Part of the concern in adding Bonds would be ensuring that the 44-year-old slugger could actually be in game-ready shape to make a contribution to a Major League club at this point in the season, though his status and legal troubles would certainly not help.

Yankees manager Joe Girardi stopped short of saying that he believed Bonds would fit in the clubhouse, but he noted that prior evidence suggests such a player could assimilate.

"In my years in the Yankees' clubhouse, we've been through those guys that were supposed distractions," Girardi said. "They were model citizens, some of the guys that I saw. I don't get too caught up in that -- similar to what people said about Sidney [Ponson], I'm going to make my own opinion about players.

"As a manager, it's your job to get the most out of them. I don't necessarily worry about that too much."

On other fronts, the Yankees remain interested in adding another arm to their club. They have touched base with the Mariners regarding starting pitcher Jarrod Washburn, but they would like to offset part of his salary. The Bombers also have been connected in reports to potential relief additions with Pittsburgh's Damaso Marte and Colorado's Brian Fuentes.

Posada's absence behind the plate could be covered partially by the addition of another catcher, perhaps the Giants' Bengie Molina -- the brother of Yankees understudy Jose Molina -- or the Nationals' Paul Lo Duca, both of whom have been linked to New York in published reports.

"There's a couple things that could be promising," Steinbrenner told the AP.

Cashman said that he is "not optimistic" that a major deal will include the Yankees before July 31, though he remains open to possibilities. Cashman said he was on the phone with assorted baseball people for nearly the entire drive from Yankee Stadium to Fenway Park.

"Right now, we're staying the course," Cashman said. "This is a 25-man roster and we've got guys coming off the [disabled list] at some point, and guys trying to push their way up to Triple-A [Scranton/Wilkes-Barre]. We're staying that course.
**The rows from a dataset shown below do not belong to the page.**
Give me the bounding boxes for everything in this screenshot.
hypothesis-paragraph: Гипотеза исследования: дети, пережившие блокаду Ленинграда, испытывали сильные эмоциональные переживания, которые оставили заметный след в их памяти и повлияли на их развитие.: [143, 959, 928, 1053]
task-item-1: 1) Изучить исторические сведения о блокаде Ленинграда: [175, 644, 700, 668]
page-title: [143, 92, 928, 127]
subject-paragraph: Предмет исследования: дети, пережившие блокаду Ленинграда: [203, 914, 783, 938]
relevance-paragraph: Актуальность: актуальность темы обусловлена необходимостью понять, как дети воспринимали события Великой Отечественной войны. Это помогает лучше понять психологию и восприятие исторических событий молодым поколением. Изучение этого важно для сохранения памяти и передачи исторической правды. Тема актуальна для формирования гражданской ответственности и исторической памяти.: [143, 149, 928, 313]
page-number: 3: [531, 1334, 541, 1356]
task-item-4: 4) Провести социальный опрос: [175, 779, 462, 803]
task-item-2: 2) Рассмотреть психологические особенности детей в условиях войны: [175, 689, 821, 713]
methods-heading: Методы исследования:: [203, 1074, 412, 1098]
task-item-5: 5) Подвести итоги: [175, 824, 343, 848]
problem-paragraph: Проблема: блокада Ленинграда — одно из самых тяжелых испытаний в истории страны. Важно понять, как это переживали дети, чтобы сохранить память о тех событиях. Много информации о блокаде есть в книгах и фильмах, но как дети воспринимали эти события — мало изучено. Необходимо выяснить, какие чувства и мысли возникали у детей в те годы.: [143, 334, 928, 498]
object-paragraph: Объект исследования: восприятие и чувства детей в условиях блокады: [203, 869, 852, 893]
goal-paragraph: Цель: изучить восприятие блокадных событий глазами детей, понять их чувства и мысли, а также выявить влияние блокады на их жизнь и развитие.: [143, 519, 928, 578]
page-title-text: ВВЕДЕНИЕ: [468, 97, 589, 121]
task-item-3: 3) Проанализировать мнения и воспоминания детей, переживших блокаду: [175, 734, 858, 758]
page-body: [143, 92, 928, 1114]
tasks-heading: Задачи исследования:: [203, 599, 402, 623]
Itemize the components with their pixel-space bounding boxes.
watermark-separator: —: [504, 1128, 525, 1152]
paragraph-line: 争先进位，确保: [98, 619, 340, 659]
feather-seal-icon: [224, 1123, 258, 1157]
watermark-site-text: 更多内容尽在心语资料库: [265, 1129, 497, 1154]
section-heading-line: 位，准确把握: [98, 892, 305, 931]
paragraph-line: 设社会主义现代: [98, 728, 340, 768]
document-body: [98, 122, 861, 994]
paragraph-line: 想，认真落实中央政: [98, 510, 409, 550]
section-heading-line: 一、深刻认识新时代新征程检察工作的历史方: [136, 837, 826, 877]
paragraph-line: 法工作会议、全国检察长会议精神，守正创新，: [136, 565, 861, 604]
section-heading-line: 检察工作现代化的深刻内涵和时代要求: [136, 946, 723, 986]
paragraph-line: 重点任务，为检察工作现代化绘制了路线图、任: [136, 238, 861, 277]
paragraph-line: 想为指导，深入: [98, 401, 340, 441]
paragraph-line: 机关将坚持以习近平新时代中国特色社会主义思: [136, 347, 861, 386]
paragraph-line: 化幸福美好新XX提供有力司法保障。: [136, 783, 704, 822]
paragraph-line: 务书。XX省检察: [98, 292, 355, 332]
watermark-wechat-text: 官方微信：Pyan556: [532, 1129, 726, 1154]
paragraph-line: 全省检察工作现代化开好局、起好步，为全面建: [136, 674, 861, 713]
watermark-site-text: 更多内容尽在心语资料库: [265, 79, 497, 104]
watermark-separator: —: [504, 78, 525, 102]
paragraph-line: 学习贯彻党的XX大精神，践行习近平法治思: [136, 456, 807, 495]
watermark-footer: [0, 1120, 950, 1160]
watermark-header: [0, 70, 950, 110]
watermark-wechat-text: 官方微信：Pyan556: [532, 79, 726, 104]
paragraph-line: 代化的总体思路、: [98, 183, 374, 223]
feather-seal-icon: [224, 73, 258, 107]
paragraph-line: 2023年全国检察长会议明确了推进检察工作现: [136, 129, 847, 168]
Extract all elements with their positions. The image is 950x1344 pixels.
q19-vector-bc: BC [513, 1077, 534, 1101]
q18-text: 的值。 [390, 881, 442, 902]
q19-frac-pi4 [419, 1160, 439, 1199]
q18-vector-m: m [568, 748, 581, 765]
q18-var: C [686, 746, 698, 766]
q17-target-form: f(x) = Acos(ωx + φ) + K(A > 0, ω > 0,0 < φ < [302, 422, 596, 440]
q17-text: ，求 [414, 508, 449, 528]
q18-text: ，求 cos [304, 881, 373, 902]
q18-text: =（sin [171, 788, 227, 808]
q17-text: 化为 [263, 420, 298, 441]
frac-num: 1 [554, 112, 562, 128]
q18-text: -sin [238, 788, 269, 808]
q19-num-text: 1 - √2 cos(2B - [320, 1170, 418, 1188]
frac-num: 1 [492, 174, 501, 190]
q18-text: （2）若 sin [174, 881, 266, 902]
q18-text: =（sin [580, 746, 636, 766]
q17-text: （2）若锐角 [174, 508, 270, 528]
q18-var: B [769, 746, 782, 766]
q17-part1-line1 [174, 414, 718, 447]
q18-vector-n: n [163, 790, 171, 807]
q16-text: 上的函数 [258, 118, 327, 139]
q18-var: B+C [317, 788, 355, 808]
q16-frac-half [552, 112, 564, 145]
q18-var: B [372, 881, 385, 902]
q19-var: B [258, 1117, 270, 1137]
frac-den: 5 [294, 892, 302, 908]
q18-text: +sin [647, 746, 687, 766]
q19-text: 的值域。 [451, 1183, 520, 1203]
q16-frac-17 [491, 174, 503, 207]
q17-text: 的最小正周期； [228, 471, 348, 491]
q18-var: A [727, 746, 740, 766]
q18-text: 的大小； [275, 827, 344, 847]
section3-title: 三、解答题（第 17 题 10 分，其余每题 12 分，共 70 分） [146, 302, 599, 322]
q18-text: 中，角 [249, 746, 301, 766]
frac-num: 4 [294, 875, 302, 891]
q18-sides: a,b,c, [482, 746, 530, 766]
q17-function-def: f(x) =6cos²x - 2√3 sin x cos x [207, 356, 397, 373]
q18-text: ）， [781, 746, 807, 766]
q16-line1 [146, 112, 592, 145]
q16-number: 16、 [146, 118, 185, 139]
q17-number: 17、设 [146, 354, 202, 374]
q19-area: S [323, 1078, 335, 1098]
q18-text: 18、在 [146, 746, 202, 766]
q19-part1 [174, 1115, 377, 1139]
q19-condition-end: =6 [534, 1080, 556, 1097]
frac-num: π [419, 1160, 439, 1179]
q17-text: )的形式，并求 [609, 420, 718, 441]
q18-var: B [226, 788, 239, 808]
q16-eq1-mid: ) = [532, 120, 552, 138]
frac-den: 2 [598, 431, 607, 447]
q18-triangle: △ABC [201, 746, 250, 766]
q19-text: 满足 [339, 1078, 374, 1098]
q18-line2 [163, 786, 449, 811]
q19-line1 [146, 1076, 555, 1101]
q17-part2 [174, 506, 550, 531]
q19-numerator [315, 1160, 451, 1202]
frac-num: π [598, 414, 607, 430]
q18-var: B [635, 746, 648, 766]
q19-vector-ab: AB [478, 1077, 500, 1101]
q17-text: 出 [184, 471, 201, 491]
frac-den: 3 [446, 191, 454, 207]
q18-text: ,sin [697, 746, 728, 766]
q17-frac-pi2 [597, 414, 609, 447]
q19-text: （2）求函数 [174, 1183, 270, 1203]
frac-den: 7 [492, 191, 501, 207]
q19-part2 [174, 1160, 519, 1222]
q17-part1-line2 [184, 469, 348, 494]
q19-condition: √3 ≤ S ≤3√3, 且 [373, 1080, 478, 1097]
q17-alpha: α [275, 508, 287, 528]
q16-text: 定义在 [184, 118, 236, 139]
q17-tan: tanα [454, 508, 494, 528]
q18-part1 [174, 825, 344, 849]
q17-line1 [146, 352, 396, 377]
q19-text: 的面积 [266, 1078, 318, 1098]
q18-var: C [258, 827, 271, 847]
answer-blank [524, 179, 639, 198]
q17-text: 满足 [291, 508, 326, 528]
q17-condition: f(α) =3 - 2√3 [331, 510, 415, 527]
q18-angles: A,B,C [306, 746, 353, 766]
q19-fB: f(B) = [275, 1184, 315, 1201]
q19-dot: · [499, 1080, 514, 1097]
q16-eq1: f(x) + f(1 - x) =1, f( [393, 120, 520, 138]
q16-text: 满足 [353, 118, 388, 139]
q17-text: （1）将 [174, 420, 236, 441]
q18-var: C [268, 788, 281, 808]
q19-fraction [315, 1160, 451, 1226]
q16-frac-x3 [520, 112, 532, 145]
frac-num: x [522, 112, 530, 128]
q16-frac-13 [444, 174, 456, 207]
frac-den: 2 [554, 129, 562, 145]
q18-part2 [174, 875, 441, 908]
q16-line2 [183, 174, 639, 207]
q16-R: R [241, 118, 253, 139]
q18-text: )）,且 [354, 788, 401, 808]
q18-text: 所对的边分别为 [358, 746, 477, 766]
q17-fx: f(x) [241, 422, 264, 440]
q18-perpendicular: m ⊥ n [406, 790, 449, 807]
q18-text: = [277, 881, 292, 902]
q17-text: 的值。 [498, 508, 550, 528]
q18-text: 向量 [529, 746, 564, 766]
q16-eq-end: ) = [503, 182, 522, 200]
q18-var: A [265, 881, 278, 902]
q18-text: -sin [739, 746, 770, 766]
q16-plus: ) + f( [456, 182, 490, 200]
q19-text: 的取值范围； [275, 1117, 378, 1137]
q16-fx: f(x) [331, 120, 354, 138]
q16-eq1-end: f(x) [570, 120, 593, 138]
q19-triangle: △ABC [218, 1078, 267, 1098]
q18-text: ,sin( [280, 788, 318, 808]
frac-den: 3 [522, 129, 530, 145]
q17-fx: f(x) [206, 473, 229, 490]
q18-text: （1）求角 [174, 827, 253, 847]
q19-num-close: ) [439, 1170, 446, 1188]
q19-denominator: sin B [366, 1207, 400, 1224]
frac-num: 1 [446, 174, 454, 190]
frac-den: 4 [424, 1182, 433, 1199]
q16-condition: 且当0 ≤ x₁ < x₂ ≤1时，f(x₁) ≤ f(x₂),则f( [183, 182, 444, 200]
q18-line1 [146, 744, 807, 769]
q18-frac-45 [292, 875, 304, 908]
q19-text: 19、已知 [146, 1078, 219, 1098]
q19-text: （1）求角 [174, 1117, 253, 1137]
If we run into something that makes sense for both teams outside the organization ... that I can live with and we can live with, then I'll get aggressive and try to close it out.

"If not, we're staying the course with what we've got. We believe in what we've got, and we look forward to getting some other guys off the DL and trying to push themselves back in the mix to contribute. I'm fighting hard to improve it, but it could come from within and it could come from outside."

In addition to Hank Steinbrenner, his brother, co-chairman Hal Steinbrenner, president Randy Levine, Cashman, special adviser Gene Michael and senior vice president of baseball operations Mark Newman were among those at the meetings.

Matsui has been on the DL since June 23 with an inflamed knee that has already been drained four times, and though physicians are recommending season-ending surgery, Matsui has lobbied to try one more time to get back on the field. Cashman has said he is not optimistic that Matsui's final attempt will succeed.

Posada will eventually have surgery on his right shoulder after an MRI exam showed fraying in the tendons around the labrum; he is using the next two weeks to mull if it is worth remaining with the team as a first baseman and designated hitter, especially if it means that it could cost him part of the 2009 season. Posada will not catch for the remainder of '08 after attempts to strengthen his throwing shoulder yielded spotty results.

The Yankees have swept two consecutive series coming out of the All-Star break, winning six in a row to start the unofficial second half and 11 in a row at Yankee Stadium. They enter Friday's contest three games behind the Rays in the American League East, sending Joba Chamberlain to the mound opposite Josh Beckett in a marquee Fenway Park pitching matchup.

"We're playing great. That's the key thing," Hank Steinbrenner said. "Considering we're not 100 percent because of the injuries, it's pretty impressive. Where we can add, we'll look into it."

Bryan Hoch is a reporter for MLB.com. This story was not subject to the approval of Major League Baseball or its clubs.